Los últimos dos kilómetros fueron romperodillas, un descenso rocoso y empinado, un camino en el que daba la sensación de estar encajonada entre muros de piedra. Al final, nos esperaba un paisaje que quita el aliento, con el río Miño como protagonista.
Atravesé el puente de hormigón con el sol sobre la espalda, dando los últimos pasos en voto de silencio, agradeciendo por la jornada y las señales celestiales. Lo hice mientras la fuerte brisa me despeinaba y me daba la bienvenida a Portomarín, un pueblito al que llegué luego de subir una empinada escalinata de granito.
Me despedí de Noemí, haciendo la promesa de encontrarnos después de una ducha y una siesta. Un par de horas después, ya renovada y oliendo a fresco, acudí a la cita con mi melliza cósmica.
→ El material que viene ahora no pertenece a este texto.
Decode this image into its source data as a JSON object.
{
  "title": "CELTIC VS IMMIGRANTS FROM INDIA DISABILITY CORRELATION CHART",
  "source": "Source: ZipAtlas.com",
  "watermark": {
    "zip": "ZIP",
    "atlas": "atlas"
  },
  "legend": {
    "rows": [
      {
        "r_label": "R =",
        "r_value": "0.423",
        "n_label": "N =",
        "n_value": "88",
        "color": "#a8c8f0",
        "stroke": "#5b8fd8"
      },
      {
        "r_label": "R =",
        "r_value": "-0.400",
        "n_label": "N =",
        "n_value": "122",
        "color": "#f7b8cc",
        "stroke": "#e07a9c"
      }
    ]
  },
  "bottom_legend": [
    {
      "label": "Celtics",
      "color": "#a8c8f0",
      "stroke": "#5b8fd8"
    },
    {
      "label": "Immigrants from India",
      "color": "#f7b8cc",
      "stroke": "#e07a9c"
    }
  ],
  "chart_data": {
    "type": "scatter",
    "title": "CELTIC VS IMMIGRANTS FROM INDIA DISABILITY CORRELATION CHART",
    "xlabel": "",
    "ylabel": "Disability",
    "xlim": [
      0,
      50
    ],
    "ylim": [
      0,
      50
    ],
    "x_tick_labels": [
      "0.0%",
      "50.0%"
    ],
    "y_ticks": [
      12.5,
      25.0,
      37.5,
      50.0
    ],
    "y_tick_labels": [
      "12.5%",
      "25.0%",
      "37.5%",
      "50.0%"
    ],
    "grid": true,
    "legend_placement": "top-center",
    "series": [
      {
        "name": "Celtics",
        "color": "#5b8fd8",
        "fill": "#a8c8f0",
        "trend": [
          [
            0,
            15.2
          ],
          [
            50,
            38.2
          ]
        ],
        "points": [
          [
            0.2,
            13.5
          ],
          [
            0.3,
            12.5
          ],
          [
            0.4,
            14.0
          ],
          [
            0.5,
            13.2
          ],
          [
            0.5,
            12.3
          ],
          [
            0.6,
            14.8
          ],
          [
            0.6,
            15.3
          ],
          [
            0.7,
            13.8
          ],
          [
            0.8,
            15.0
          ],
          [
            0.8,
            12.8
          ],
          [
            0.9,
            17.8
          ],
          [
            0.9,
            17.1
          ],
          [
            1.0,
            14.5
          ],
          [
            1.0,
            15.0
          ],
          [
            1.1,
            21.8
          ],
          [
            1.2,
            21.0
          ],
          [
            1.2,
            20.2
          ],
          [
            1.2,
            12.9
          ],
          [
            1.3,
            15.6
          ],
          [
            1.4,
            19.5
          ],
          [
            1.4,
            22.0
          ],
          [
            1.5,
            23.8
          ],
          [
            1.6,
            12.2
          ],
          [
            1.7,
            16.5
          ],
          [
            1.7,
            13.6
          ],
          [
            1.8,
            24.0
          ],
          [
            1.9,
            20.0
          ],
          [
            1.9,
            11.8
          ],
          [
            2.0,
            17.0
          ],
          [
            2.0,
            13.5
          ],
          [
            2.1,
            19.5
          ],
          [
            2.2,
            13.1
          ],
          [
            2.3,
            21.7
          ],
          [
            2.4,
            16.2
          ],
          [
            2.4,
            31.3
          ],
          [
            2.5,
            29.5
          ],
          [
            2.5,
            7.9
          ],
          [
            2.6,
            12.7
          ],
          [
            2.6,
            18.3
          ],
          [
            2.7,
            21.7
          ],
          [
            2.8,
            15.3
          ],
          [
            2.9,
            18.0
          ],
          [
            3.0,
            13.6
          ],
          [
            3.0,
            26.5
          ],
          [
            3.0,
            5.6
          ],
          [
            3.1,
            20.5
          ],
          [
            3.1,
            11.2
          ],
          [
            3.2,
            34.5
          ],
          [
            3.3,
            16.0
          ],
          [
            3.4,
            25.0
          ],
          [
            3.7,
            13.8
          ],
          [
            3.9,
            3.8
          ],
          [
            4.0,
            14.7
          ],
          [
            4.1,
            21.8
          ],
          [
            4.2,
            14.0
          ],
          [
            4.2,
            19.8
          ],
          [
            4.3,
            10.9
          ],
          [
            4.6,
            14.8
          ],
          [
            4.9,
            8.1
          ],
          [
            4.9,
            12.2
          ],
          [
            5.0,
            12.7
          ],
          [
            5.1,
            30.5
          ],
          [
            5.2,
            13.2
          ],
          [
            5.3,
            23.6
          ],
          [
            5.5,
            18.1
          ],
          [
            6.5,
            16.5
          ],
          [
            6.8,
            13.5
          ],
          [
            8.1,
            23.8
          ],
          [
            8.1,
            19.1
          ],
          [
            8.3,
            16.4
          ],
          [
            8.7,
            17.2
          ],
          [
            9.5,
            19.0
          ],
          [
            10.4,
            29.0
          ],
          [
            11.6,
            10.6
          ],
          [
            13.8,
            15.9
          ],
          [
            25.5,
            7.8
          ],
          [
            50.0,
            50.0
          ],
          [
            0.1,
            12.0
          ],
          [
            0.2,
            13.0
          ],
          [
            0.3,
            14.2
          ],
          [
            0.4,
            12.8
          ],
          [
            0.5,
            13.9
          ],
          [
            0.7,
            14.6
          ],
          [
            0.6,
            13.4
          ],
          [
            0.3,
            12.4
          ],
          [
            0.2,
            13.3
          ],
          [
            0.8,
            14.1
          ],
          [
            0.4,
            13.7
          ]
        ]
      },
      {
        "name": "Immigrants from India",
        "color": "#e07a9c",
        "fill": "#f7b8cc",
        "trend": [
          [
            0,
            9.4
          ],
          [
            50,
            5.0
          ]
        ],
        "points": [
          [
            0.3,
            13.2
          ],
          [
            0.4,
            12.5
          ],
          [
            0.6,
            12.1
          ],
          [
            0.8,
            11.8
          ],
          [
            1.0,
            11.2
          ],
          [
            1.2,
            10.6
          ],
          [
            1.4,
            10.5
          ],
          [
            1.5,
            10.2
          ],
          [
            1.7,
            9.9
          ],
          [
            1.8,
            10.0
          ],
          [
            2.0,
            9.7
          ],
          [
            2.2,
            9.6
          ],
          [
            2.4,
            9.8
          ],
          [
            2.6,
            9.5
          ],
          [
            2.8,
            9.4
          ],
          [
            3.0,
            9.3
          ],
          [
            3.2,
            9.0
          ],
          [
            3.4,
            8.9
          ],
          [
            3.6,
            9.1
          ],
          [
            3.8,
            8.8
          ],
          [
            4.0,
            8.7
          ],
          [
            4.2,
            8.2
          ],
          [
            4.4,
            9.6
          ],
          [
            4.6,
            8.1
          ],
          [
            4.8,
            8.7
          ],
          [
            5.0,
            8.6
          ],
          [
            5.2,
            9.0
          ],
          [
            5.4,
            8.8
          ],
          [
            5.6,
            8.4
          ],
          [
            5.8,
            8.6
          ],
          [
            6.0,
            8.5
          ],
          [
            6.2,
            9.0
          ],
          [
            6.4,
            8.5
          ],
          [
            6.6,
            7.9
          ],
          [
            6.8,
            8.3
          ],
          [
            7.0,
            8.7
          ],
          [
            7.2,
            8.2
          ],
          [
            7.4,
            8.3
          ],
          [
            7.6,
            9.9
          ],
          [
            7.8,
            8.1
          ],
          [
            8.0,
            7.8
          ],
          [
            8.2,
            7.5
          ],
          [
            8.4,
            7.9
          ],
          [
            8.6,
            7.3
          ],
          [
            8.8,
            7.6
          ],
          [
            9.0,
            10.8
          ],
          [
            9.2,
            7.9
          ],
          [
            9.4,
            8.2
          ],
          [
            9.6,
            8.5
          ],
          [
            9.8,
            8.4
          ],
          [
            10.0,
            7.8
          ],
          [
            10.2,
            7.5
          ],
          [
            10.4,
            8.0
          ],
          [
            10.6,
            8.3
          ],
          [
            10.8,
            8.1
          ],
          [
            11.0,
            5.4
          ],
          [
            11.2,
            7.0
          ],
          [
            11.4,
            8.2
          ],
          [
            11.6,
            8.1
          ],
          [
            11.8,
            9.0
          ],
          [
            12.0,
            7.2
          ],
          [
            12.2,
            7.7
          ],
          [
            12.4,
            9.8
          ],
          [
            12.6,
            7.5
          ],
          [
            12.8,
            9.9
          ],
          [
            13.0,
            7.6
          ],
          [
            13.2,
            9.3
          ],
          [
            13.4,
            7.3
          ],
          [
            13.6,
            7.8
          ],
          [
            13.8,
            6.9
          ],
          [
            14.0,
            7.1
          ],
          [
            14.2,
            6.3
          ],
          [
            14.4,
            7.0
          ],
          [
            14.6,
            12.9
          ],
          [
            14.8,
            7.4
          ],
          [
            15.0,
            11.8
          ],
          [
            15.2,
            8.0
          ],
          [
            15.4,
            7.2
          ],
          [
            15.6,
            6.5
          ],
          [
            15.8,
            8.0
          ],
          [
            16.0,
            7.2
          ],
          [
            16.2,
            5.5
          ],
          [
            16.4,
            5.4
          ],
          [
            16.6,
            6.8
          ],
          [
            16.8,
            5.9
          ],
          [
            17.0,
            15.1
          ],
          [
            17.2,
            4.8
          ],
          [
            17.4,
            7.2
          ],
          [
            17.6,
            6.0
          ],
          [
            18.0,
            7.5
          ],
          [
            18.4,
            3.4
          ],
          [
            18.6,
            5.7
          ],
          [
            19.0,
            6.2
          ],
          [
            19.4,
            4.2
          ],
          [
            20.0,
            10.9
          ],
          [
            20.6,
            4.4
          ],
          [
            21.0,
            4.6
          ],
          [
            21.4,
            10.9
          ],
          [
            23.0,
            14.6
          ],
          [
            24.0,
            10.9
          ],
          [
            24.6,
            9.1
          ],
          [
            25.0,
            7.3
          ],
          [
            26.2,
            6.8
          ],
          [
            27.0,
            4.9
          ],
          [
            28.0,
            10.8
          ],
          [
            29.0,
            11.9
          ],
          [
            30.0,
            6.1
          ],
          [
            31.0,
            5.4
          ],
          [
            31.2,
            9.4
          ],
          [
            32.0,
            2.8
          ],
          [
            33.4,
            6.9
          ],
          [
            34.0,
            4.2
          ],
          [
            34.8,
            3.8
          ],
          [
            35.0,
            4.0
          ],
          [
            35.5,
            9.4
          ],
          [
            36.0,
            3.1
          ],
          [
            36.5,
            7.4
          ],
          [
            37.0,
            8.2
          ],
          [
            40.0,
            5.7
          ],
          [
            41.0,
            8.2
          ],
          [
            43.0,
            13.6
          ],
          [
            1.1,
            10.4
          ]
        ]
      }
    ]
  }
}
Allí llegaron Juan Carlos y Sol. Dos seres tan divertidos como sus historias, tan energéticos como sus nombres y tan apasionadamente españoles como nuestra cena.
Al son de la pandereta, el vino gallego, los pimentones al padrón, las zamburiñas y la torta de Santiago, celebramos el coincidir. Un tanto alegres y entonados, regresamos a nuestros hoteles sin hacer planes de reencuentro, dejando que el destino decida si nuestros caminos se volverán a encontrar.
Justo antes de irme a dormir, salgo a la terraza de mi habitación. Allí me espera la misma luna llena que esta madrugada fue esquiva, redondita, brillante y cautivadora. Se asomó a medianoche por el balcón de mi habitación para darme las buenas noches y desearme “buen camino”.